Художник усмехнулся.
Я непонимающе обернулся к Червоне. Она смотрела на меня с вызовом и непонятной обидой. Она что же хочет продолжать разговор с этим манерным шутом и злится на то, что я ей помешал?
Червона легко поднялась на ноги, подошла и взяла меня за руку. Первым моим желанием было отдёрнуть руку и в страхе оглянуться по сторонам, вторым – притянуть её к себе, ведь её прикосновения так сильно действовали на меня, лишали способности связно мыслить, приводили в смятение обещанием следующей ночи и ещё тысячи других.   
- Брат, как бы не так, - сказала Червона, требовательно глядя мне в лицо, - скажи кто я для тебя, или я больше никогда до тебя не дотронусь. Даже не заговорю с тобой.
Художник сплюнул на землю жёванный табак и пошёл куда-то в сторону торговых рядов.
- Я монах, понимаешь… я не могу… - пробормотал я. Но не оттолкнул её, - я должен служить святой церкви… - но я только сильнее сжал её пальцы, - что люди подумают о нас? Что они думают сейчас? - и я обхватил другой рукой её талию, - что думает Бог глядя на нас с небес?

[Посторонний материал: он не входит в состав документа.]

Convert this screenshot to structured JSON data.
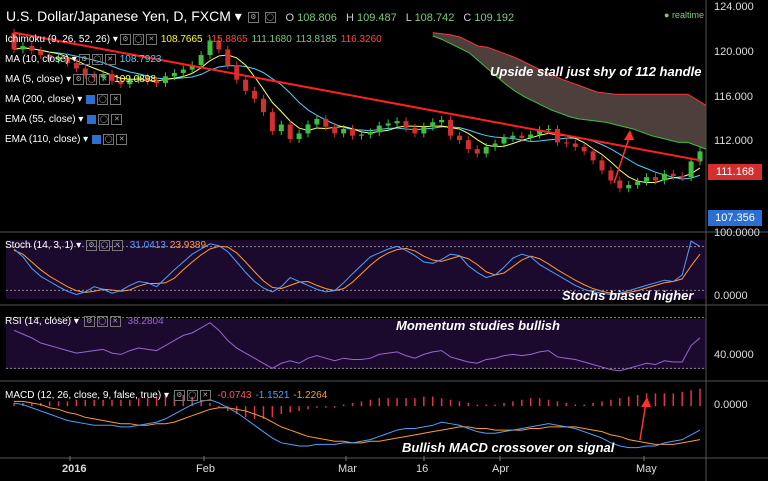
{
  "header": {
    "title": "U.S. Dollar/Japanese Yen, D, FXCM",
    "o_label": "O",
    "o": "108.806",
    "h_label": "H",
    "h": "109.487",
    "l_label": "L",
    "l": "108.742",
    "c_label": "C",
    "c": "109.192",
    "realtime": "realtime",
    "down_glyph": "▾"
  },
  "main_indicators": [
    {
      "label": "Ichimoku (9, 26, 52, 26)",
      "values": [
        "108.7665",
        "115.8865",
        "111.1680",
        "113.8185",
        "116.3260"
      ],
      "colors": [
        "#ffff00",
        "#ff4444",
        "#7ec97e",
        "#7ec97e",
        "#ff4444"
      ]
    },
    {
      "label": "MA (10, close)",
      "values": [
        "108.7923"
      ],
      "colors": [
        "#4fd0ff"
      ]
    },
    {
      "label": "MA (5, close)",
      "values": [
        "109.0898"
      ],
      "colors": [
        "#ffff66"
      ]
    },
    {
      "label": "MA (200, close)",
      "values": [],
      "colors": []
    },
    {
      "label": "EMA (55, close)",
      "values": [],
      "colors": []
    },
    {
      "label": "EMA (110, close)",
      "values": [],
      "colors": []
    }
  ],
  "stoch": {
    "label": "Stoch (14, 3, 1)",
    "values": [
      "31.0413",
      "23.9389"
    ],
    "colors": [
      "#4fa0ff",
      "#ff9933"
    ]
  },
  "rsi": {
    "label": "RSI (14, close)",
    "value": "38.2804",
    "color": "#9966cc"
  },
  "macd": {
    "label": "MACD (12, 26, close, 9, false, true)",
    "values": [
      "-0.0743",
      "-1.1521",
      "-1.2264"
    ],
    "colors": [
      "#ff5566",
      "#4fa0ff",
      "#ff9933"
    ]
  },
  "annotations": [
    "Upside stall just shy of 112 handle",
    "Stochs biased higher",
    "Momentum studies bullish",
    "Bullish MACD crossover on signal"
  ],
  "price_badges": {
    "current": "111.168",
    "last": "107.356",
    "current_color": "#d32f2f",
    "last_color": "#2a6fd1"
  },
  "colors": {
    "bull": "#3fbf3f",
    "bear": "#d03030",
    "cloud": "#5a4a46",
    "trend": "#ff2020"
  },
  "chart_data": [
    {
      "type": "candlestick",
      "ylim": [
        104,
        124
      ],
      "yticks": [
        "124.000",
        "120.000",
        "116.000",
        "112.000"
      ],
      "xticks": [
        {
          "label": "2016",
          "bold": true
        },
        {
          "label": "Feb"
        },
        {
          "label": "Mar"
        },
        {
          "label": "16"
        },
        {
          "label": "Apr"
        },
        {
          "label": "May"
        }
      ],
      "close": [
        120.3,
        120.6,
        120.2,
        119.8,
        119.4,
        119.6,
        119.1,
        118.6,
        118.0,
        117.8,
        118.1,
        117.5,
        117.2,
        117.6,
        117.8,
        117.5,
        117.3,
        117.9,
        118.2,
        118.5,
        118.9,
        119.8,
        121.1,
        120.3,
        118.9,
        117.6,
        116.6,
        115.9,
        114.7,
        113.0,
        113.6,
        112.3,
        112.8,
        113.6,
        114.1,
        113.4,
        112.8,
        113.2,
        112.6,
        112.7,
        112.9,
        113.5,
        113.7,
        113.9,
        113.3,
        112.8,
        113.4,
        113.8,
        114.0,
        112.6,
        112.2,
        111.4,
        111.0,
        111.6,
        111.9,
        112.4,
        112.6,
        112.4,
        112.7,
        113.1,
        113.2,
        112.0,
        111.9,
        111.6,
        111.2,
        110.4,
        109.5,
        108.6,
        107.9,
        108.2,
        108.5,
        108.9,
        108.6,
        109.2,
        109.0,
        108.9,
        110.3,
        111.2
      ],
      "open": [
        121.8,
        120.3,
        120.6,
        120.2,
        119.8,
        119.4,
        119.6,
        119.1,
        118.6,
        118.0,
        117.8,
        118.1,
        117.5,
        117.2,
        117.6,
        117.8,
        117.5,
        117.3,
        117.9,
        118.2,
        118.5,
        118.9,
        119.8,
        121.1,
        120.3,
        118.9,
        117.6,
        116.6,
        115.9,
        114.7,
        113.0,
        113.6,
        112.3,
        112.8,
        113.6,
        114.1,
        113.4,
        112.8,
        113.2,
        112.6,
        112.7,
        112.9,
        113.5,
        113.7,
        113.9,
        113.3,
        112.8,
        113.4,
        113.8,
        114.0,
        112.6,
        112.2,
        111.4,
        111.0,
        111.6,
        111.9,
        112.4,
        112.6,
        112.4,
        112.7,
        113.1,
        113.2,
        112.0,
        111.9,
        111.6,
        111.2,
        110.4,
        109.5,
        108.6,
        107.9,
        108.2,
        108.5,
        108.9,
        108.6,
        109.2,
        109.0,
        108.9,
        110.3
      ],
      "trendline": [
        [
          0,
          121.8
        ],
        [
          77,
          110.4
        ]
      ],
      "cloud_upper": [
        121.8,
        121.7,
        121.6,
        121.4,
        121.0,
        120.6,
        120.5,
        120.2,
        119.9,
        119.6,
        119.2,
        118.8,
        118.4,
        118.1,
        117.7,
        117.4,
        117.1,
        116.8,
        116.5,
        116.4,
        116.3,
        116.3,
        116.3,
        116.3,
        116.3,
        116.3,
        116.3,
        116.3,
        116.3,
        115.8,
        115.3
      ],
      "cloud_lower": [
        121.5,
        121.2,
        120.8,
        120.4,
        120.0,
        119.3,
        118.6,
        117.9,
        117.2,
        116.6,
        116.1,
        115.7,
        115.3,
        114.9,
        114.6,
        114.3,
        114.1,
        114.0,
        113.9,
        113.8,
        113.6,
        113.4,
        113.2,
        112.9,
        112.6,
        112.4,
        112.2,
        112.0,
        112.0,
        111.7,
        111.4
      ]
    },
    {
      "type": "line",
      "name": "Stoch",
      "ylim": [
        0,
        100
      ],
      "yticks": [
        "100.0000",
        "0.0000"
      ],
      "k": [
        80,
        68,
        50,
        38,
        30,
        22,
        15,
        10,
        14,
        22,
        18,
        12,
        16,
        24,
        30,
        28,
        22,
        35,
        48,
        60,
        72,
        80,
        88,
        85,
        76,
        60,
        44,
        30,
        20,
        14,
        22,
        36,
        30,
        24,
        18,
        14,
        16,
        28,
        42,
        55,
        68,
        74,
        80,
        84,
        78,
        70,
        60,
        58,
        64,
        72,
        70,
        54,
        44,
        36,
        40,
        52,
        66,
        72,
        68,
        56,
        48,
        40,
        32,
        24,
        18,
        14,
        12,
        10,
        12,
        16,
        20,
        24,
        28,
        32,
        30,
        40,
        92,
        84
      ],
      "d": [
        78,
        72,
        60,
        48,
        38,
        30,
        22,
        16,
        13,
        15,
        18,
        17,
        15,
        17,
        23,
        27,
        27,
        28,
        35,
        48,
        60,
        71,
        80,
        84,
        83,
        74,
        60,
        45,
        31,
        21,
        19,
        24,
        29,
        30,
        24,
        19,
        16,
        19,
        29,
        42,
        55,
        66,
        74,
        79,
        81,
        77,
        69,
        63,
        61,
        65,
        69,
        65,
        56,
        45,
        40,
        43,
        53,
        63,
        69,
        65,
        57,
        48,
        40,
        32,
        25,
        19,
        15,
        12,
        11,
        13,
        16,
        20,
        24,
        28,
        30,
        34,
        54,
        72
      ]
    },
    {
      "type": "line",
      "name": "RSI",
      "ylim": [
        20,
        80
      ],
      "yticks": [
        "40.0000"
      ],
      "values": [
        60,
        57,
        54,
        50,
        48,
        46,
        44,
        42,
        43,
        44,
        45,
        42,
        41,
        44,
        46,
        45,
        44,
        48,
        52,
        56,
        58,
        62,
        66,
        60,
        52,
        46,
        42,
        38,
        34,
        30,
        34,
        36,
        34,
        38,
        40,
        38,
        36,
        38,
        37,
        37,
        38,
        41,
        42,
        43,
        40,
        38,
        41,
        43,
        44,
        39,
        37,
        35,
        34,
        37,
        38,
        40,
        41,
        40,
        41,
        43,
        44,
        39,
        38,
        37,
        35,
        33,
        31,
        29,
        28,
        30,
        32,
        34,
        33,
        36,
        35,
        35,
        48,
        54
      ]
    },
    {
      "type": "macd",
      "name": "MACD",
      "ylim": [
        -3,
        1.2
      ],
      "yticks": [
        "0.0000"
      ],
      "macd": [
        0.2,
        0.1,
        -0.1,
        -0.3,
        -0.5,
        -0.7,
        -0.9,
        -1.0,
        -1.1,
        -1.2,
        -1.2,
        -1.2,
        -1.3,
        -1.3,
        -1.2,
        -1.1,
        -1.0,
        -0.8,
        -0.5,
        -0.2,
        0.1,
        0.3,
        0.4,
        0.2,
        -0.1,
        -0.4,
        -0.8,
        -1.2,
        -1.6,
        -2.0,
        -2.3,
        -2.4,
        -2.5,
        -2.5,
        -2.4,
        -2.4,
        -2.4,
        -2.3,
        -2.3,
        -2.2,
        -2.1,
        -1.9,
        -1.7,
        -1.5,
        -1.4,
        -1.4,
        -1.3,
        -1.2,
        -1.0,
        -1.1,
        -1.2,
        -1.4,
        -1.6,
        -1.7,
        -1.7,
        -1.6,
        -1.5,
        -1.4,
        -1.3,
        -1.2,
        -1.1,
        -1.2,
        -1.3,
        -1.4,
        -1.6,
        -1.8,
        -2.0,
        -2.3,
        -2.5,
        -2.6,
        -2.6,
        -2.5,
        -2.5,
        -2.3,
        -2.2,
        -2.1,
        -1.8,
        -1.5
      ],
      "signal": [
        0.3,
        0.3,
        0.2,
        0.1,
        -0.1,
        -0.2,
        -0.4,
        -0.5,
        -0.7,
        -0.8,
        -0.9,
        -1.0,
        -1.1,
        -1.1,
        -1.2,
        -1.2,
        -1.1,
        -1.1,
        -1.0,
        -0.8,
        -0.6,
        -0.4,
        -0.2,
        -0.1,
        -0.1,
        -0.2,
        -0.3,
        -0.5,
        -0.7,
        -1.0,
        -1.3,
        -1.5,
        -1.7,
        -1.9,
        -2.0,
        -2.1,
        -2.2,
        -2.2,
        -2.3,
        -2.3,
        -2.2,
        -2.2,
        -2.1,
        -2.0,
        -1.9,
        -1.8,
        -1.7,
        -1.6,
        -1.5,
        -1.4,
        -1.3,
        -1.3,
        -1.4,
        -1.4,
        -1.5,
        -1.5,
        -1.5,
        -1.5,
        -1.4,
        -1.4,
        -1.3,
        -1.3,
        -1.3,
        -1.3,
        -1.4,
        -1.5,
        -1.6,
        -1.8,
        -1.9,
        -2.1,
        -2.2,
        -2.3,
        -2.4,
        -2.4,
        -2.4,
        -2.3,
        -2.2,
        -2.1
      ],
      "hist": [
        0.2,
        0.2,
        0.2,
        0.2,
        0.3,
        0.3,
        0.3,
        0.4,
        0.4,
        0.4,
        0.4,
        0.4,
        0.4,
        0.4,
        0.5,
        0.5,
        0.6,
        0.7,
        0.7,
        0.7,
        0.6,
        0.4,
        0.2,
        -0.1,
        -0.3,
        -0.5,
        -0.7,
        -0.8,
        -0.8,
        -0.7,
        -0.5,
        -0.4,
        -0.3,
        -0.2,
        -0.1,
        -0.1,
        -0.1,
        0.1,
        0.2,
        0.3,
        0.4,
        0.5,
        0.5,
        0.5,
        0.5,
        0.5,
        0.6,
        0.6,
        0.5,
        0.4,
        0.3,
        0.2,
        0.1,
        0.1,
        0.1,
        0.2,
        0.3,
        0.4,
        0.5,
        0.5,
        0.4,
        0.3,
        0.2,
        0.1,
        0.1,
        0.2,
        0.3,
        0.4,
        0.5,
        0.6,
        0.7,
        0.8,
        0.8,
        0.8,
        0.8,
        0.9,
        1.0,
        1.1
      ]
    }
  ]
}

- Всем наплевать. Война развратила нравы людей, - сказала Червона, - никто и внимания не обратит на монаха обнимающего женщину прямо на ступенях городской ратуши. А Бог… - она помедлила, - Бог видит нас всегда, не только сейчас. Думаешь, его может расстроить то, что ты делаешь в этот момент? Ведь ночью он видит нас так же ясно как днём, - она сделала ещё шаг и оказалась совсем близко от меня. Так близко как прежде мы оказывались только наедине, - поцелуй меня сейчас. При всех этих людях. Или забудь обо мне навсегда. Потому что если ты стыдишься меня…
- Я люблю тебя, - перебил я и поцеловал её.

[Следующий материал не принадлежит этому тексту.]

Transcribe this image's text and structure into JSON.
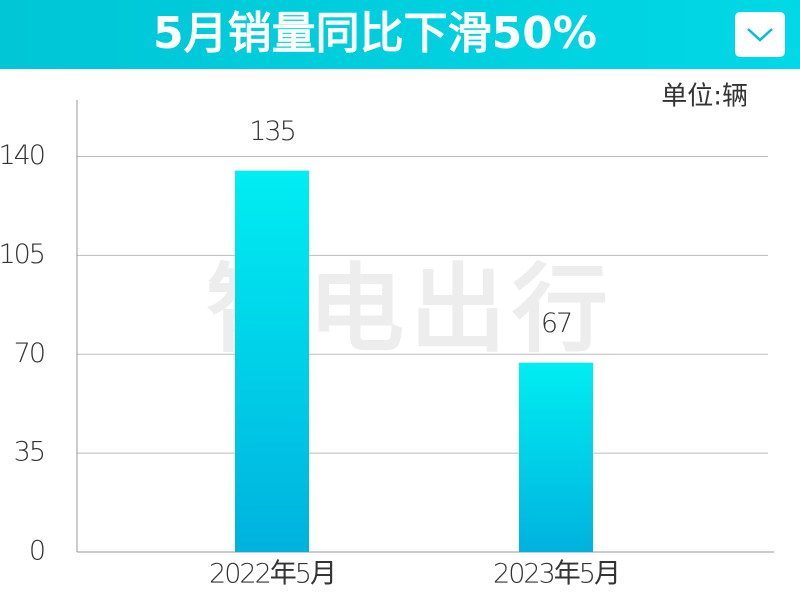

Мне казалось, что все люди смотрят на нас. Мне казалось, мир перестал вращаться и застыл в невесомости на эти несколько сладостных мгновений. Оранжевый свет полуденного солнца ласкал меня сквозь веки, и я всё крепче прижимал Червону к себе.
Мне казалось, мы стоим в центре мира, и ничто кроме нас не существует.

Но когда мы разомкнули объятия, я увидел, что ничего не произошло. Все занимались своими делами. Мир не рухнул и не превратился в сверкающую райскую бездну. Торговки продавали фрукты, дети сновали среди прилавков, птицы перелетали с крыши на крышу.
Никто не заметил моей полной капитуляции. Никто не заметил, как я растворился в этой женщине, как женщина в моём сердце затмила Бога.
Мы медленно побрели с площади куда-то в сторону городских ворот. Я обнимал Червону за плечи, а она меня – за талию. И никто не обращал на нас внимания.
    
Никто – за исключением одного человека. За исключением старого мужчины, стоявшего на парапете и готовящегося к проповеди. Он протирал глаза руками не в силах поверить. Он прищуривался, вглядываясь в моё лицо.
Но я был так поглощён своей новой любовью, что ничего не заметил.